People have always caught colds, measles, flu, have broken bones, grown old and had babies. So how were the 50s and 60s different?
When I was a child, you stayed in bed when you were unwell. Whether it was a cold, bronchitis, chicken pox or a stomach upset, being poorly meant staying home from school and staying in bed. The doctor was informed and visited regularly. We were five miles away from the surgery; nevertheless the highlight of a day confined to bed with spots or a temperature was the sight of old Dr Price (who probably wasn’t even old!) walking towards the house from his car. I can still remember how weak and wobbly the legs felt on the day you were first allowed to get up – just for a short while on the first day, of course!
At home mum put Germolene on cuts and grazes. I can still remember the thick, pink cream in the tin and that distinctive smell.

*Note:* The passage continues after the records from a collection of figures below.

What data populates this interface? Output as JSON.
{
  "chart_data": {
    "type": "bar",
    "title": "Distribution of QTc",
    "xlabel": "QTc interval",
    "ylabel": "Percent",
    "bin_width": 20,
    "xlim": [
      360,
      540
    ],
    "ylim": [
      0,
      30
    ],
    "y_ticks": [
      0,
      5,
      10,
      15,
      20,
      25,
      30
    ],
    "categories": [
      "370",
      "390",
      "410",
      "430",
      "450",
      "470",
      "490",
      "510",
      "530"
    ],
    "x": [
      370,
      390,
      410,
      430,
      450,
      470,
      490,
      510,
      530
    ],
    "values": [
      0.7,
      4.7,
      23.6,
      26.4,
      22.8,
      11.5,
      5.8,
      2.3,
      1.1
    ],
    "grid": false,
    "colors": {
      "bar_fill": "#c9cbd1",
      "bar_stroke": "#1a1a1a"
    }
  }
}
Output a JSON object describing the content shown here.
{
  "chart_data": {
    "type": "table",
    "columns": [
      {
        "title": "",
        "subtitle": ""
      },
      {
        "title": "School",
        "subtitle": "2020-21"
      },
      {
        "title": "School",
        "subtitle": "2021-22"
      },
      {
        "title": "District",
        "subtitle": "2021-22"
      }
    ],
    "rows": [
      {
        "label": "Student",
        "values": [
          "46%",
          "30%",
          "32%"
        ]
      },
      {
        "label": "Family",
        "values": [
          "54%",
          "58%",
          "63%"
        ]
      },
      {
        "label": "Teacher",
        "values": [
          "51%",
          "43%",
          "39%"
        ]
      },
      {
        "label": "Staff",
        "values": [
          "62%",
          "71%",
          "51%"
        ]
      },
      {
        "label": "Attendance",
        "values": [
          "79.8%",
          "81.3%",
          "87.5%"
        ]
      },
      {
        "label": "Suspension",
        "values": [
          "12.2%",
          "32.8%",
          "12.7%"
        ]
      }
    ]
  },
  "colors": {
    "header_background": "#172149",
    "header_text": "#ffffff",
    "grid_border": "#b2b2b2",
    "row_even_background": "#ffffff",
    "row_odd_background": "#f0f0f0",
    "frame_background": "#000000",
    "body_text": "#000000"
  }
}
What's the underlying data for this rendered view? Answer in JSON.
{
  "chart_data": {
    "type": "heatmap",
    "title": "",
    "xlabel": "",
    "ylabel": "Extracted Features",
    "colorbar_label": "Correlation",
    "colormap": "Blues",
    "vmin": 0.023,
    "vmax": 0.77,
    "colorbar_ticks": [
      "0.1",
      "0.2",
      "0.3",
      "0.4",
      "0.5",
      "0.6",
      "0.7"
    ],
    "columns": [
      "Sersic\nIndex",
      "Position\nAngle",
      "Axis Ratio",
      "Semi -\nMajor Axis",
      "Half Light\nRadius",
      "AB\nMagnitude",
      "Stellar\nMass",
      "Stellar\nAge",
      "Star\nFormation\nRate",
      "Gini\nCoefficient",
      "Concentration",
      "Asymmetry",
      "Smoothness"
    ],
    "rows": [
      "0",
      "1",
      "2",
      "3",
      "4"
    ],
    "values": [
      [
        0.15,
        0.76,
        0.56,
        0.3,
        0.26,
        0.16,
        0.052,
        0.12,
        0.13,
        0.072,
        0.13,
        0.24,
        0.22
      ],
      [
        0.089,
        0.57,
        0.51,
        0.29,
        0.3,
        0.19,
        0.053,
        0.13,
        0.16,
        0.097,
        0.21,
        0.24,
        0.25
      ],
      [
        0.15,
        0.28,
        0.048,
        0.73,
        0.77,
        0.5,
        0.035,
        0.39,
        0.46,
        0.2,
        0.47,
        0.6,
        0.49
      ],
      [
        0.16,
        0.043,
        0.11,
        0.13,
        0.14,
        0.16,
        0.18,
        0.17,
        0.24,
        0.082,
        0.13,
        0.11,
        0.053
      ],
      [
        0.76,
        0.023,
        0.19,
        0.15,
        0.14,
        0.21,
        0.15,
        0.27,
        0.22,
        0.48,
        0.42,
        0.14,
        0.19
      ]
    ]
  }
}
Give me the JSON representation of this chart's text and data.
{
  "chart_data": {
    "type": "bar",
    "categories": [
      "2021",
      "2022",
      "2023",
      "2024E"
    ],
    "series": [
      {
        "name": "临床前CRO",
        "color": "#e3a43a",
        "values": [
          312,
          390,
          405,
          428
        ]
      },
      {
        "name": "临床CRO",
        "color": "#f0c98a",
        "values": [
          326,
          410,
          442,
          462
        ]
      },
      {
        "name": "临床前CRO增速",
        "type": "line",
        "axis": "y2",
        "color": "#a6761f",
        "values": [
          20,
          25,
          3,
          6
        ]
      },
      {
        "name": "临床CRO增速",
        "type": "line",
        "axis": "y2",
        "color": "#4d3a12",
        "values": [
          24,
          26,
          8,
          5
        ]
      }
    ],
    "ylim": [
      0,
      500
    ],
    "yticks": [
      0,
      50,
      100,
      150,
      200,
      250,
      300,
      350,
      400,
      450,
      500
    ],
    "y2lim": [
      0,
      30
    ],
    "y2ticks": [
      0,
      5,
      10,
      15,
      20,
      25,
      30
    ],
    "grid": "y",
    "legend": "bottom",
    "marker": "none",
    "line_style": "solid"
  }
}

However, if you hurt yourself at school they dabbed neat iodine directly onto the wound which was agony!!
We were given cod liver oil or cod liver oil and malt all winter which was supposed to keep colds away. There was kaolin and morphine for stomach upsets, boric acid for eye infections and camomile lotion for all skin complaints from sunburn to measles. A cough was treated with thick, brown cough mixture which always tasted vile. Our favoured brand was Hactos.
Other things I remember being talked about and used by older people such as grandparents are; gentian violet, kaolin poultices, syrup of figs and Epsom salts.
The one great thing about being in bed poorly in the 1950s was – you were ‘allowed’ to drink Lucozade. In fact, it was practically compulsory! The thing which made it special was you weren’t ‘allowed’ to drink it at any other time. As soon as you were confined to bed with mumps or ‘flu, Lucozade would appear as if by magic. We were a mile walk from the village shop and five miles from the town but Lucozade was purchased for the poorly one – and only the poorly one! The siblings could just look and drool.